Additional information
In city clerk/solicitor Myron Gulka-Tiechko’s report to council, it stated the
public policy underlying that type of bylaw is to have transparency to
“maintain a level playing field” and to avoid the situation where a “special
interest can exert exceptional influence.”
In
the report an extreme example was that a land developer could provide a large
contribution to a certain candidate to allow the candidate to do extensive
advertising, increasing name recognition and likely election prospects.
Under
the bylaw, the developer contribution would be public record and there would be
more public scrutiny.
In
Saskatchewan, Regina and Saskatoon are the only cities with spending limit and
campaign disclosure bylaws. Their bylaws dictate the contributions and expenses
must be disclosed in a defined period after voting day. In Regina, the mayoral
spending limit is $62,635 and $10,439 for council candidates. Those figures are
adjusted annually based on the consumer price index.
In
Saskatoon, the mayoral spending limit is 75 cents per resident and ten per cent
of that figure for councillors. For example, if a population were 235,000 the
mayoral limit would be $176,250 and $17,625 for councillors.
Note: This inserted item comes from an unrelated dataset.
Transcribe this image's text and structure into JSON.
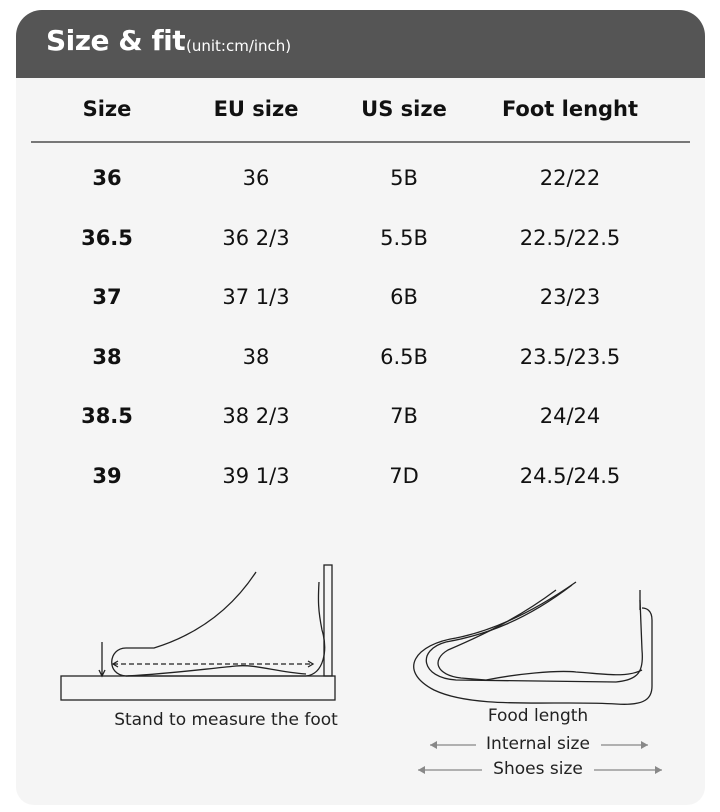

Election reporting
must be audited for the mayoral candidates.
The
reason other cities have not done do is generally that spending is not an issue
and there hasn’t been any perception that special interests are undermining the
elections. The report said the city would need to consider population size and
to consider that councillors will run at-large rather than in wards like in Regina
and Saskatoon.
The
report stated enforcement of the bylaw would be central. Legislation provides
the authority to remove an elected member, including for campaign spending and
disclosure breaches. Mitchell’s motion suggested a voluntary survey to all candidates
in the most recent election to gather information for an appropriate spending
recommendation. However, responses would be voluntary.